O jornalDentistry em 2019-6-16

EDITORIAL

Escovas de dentes amigas do ambiente. E da Saúde Oral?

Escrevo este editorial desde Boston, onde vim fazer parte dum programa de educação contínua em periodontologia na Harvard University e assistir ao congresso internacional duma revista científica indexada e reconhecida mundialmente, o International Journal of Periodontics and Restorative Dentistry, cujo chairmain é o Dr. Myron Nevins.

Célia Coutinho Alves, DDS, PhD, médica dentista doutorada em periodontologia, diretora do "O JoralDentistry"

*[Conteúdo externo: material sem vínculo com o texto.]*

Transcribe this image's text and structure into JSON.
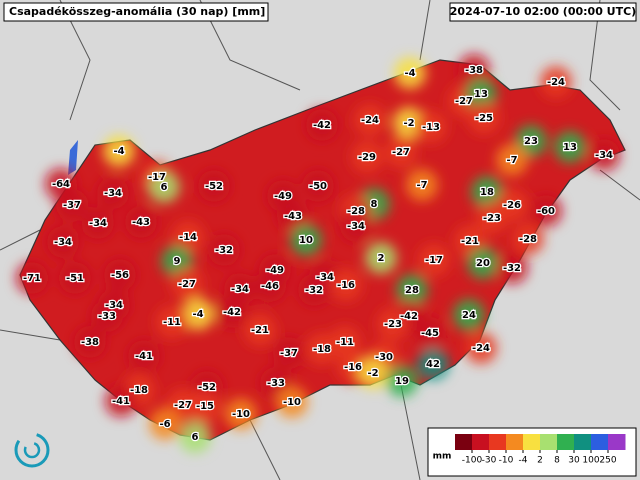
{
  "title": "Csapadékösszeg-anomália (30 nap) [mm]",
  "timestamp": "2024-07-10 02:00 (00:00 UTC)",
  "stations": [
    -4,
    -38,
    -24,
    -27,
    13,
    -25,
    -42,
    -24,
    -2,
    -13,
    23,
    13,
    -34,
    -4,
    -29,
    -27,
    -7,
    -17,
    6,
    -52,
    -50,
    -7,
    18,
    -64,
    -34,
    -49,
    -26,
    8,
    -28,
    -37,
    -60,
    -43,
    -23,
    -43,
    -34,
    -34,
    -14,
    10,
    -21,
    -28,
    -34,
    -32,
    2,
    -17,
    20,
    -32,
    9,
    -49,
    -34,
    -71,
    -51,
    -56,
    -27,
    -16,
    28,
    -34,
    -46,
    -32,
    -34,
    -4,
    -42,
    -42,
    24,
    -33,
    -11,
    -23,
    -45,
    -21,
    -38,
    -11,
    -24,
    -37,
    -18,
    -41,
    -30,
    42,
    -16,
    -2,
    19,
    -52,
    -33,
    -18,
    -41,
    -27,
    -15,
    -10,
    -10,
    -6,
    6
  ],
  "legend": {
    "unit": "mm",
    "ticks": [
      -100,
      -30,
      -10,
      -4,
      2,
      8,
      30,
      100,
      250
    ],
    "colors": [
      "#7a0010",
      "#c81020",
      "#e83820",
      "#f48a20",
      "#f8e040",
      "#a8e070",
      "#30b050",
      "#109080",
      "#2c5ee0",
      "#9a38c8"
    ]
  }
}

Ele e o seu filho Marc Nevins guiaram-me desde sempre no meu percurso na especialidade de periodontologia. 
Decorre de três em e três anos, sempre em Boston. É uma cidade muito acolhedora, seguindo um padrão mais europeu. Tem centros académicos de excelência como a Harvard University ou o MIT. É uma cidade cheia de jovens estudantes, cuja média de idades é de 32 anos! 
Há quem diga que os Estados Unidos estão “mais à frente” e que o que se passa agora aqui se passará em breve na Europa. Desde logo, o que notei de imediato é a que a questão ecológica está muito marcada e pre- sente no dia-a-dia. Assim, as opções por alimentação vegan, low fat e high protein é uma realidade e não mais uma exceção. Venho a este congresso desde 2004 e onde antes se vendiam 100 opções de donuts, vendem-se agora embalagens de frutos secos e desidratados. O pequeno almoço que me servem ás 7 da manhã no átrio da Harvard Dental School tem pratos de papel e copos de papel à minha espera. Este facto fez-me refletir que, na verdade, a preocupação em encontrar uma alternativa ao plástico é uma realidade, doutra forma não se sentiria assim tão marcada neste país. 
Mas o que é que este tema tem a ver com medicina dentária, poderão pensar... Pois nesta sequência de mudança de atitudes também “made in USA” surgiram no mercado umas escovas de dentes eco-friendly cuja matéria-prima principal deixa de ser o plástico e passa a ser o bamboo. Isso mesmo, escovas de dentes feitas de bamboo. Na embalagem, também ela de origem vegetal, podem ler-se as características: escova de dentes à base de quatro plantas de bamboo, cabo de bamboo orgânico, cerdas vegetais suaves baseadas em óleos vegetais, embalagem de origem vegetal, duração igual a uma escova normal de plástico. 
Ora, admito que o bamboo já tenha sido estudado como alternativa ao plástico para variadíssimas opções com grande sucesso. Desconheço os estudos por detrás da sua aplicação em escovas dentárias para o regular uso e função para as quais as mesmas se destinam. Tratando-se de um  material de origem vegetal como se comportará quando sujeito à contaminação bacteriana consecutiva pelo uso na escovagem da cavidade oral? E aos fluídos orais? Como se pode desinfetar/lavar a própria escova de bamboo? Duma maneira completamente empírica e em jeito de mera reflexão, parece-me que o próprio bamboo pode constituir um meio de proliferação bacteriana a ser estudado. Sei que a pressão comercial/ideológica/social para a substituição do plástico por alternativas sustentadas é um grande desafio para os próximos dois/três anos, e a medicina dentária não se pode alhear dessa realidade, mas o que é certo é que já mais do que um paciente que trocou para estas escovas não demorou muito tempo a aparecer no consultório com sinais clínicos evidentes duma gengivite instalada... 
O diagnóstico diferencial é essencial em todas as áreas da medicina e a medicina dentária não é exceção, mas neste momento, face a uma gengivite instalada, há mais uma pergunta que me vejo obrigada a fazer, sem que haja evidência científica que sustente a causa-efeito, mas que um padrão de observação clínica me leva a suspeitar dela: “Por acaso não tem usado uma escova de dentes plastic-free, nomeadamente de bamboo?” E a resposta tem sido, invariavelmente, “sim, por acaso comprei uma há pouco tempo e tenho escovado com ela...” 
Quando nos informam que cerca de 1% do plástico presente nos oceanos são escovas de dentes...e concluem que com esta solução podemos “trocar de escova de dentes sem culpa”... estão a apelar à nossa consciência de consumidor ecológico. Mas o que podemos esperar dum produto “poroso e absorvente”, como o próprio fabricante indica, que “absorve a placa bacteriana”? Dum produto biodegradável que vai ser usado na cavidade oral, onde bactérias normalmente presentes serão absorvidas pelas características porosas deste material? Mais uma vez, deixo a reflexão... plástico não! E bamboo sim?!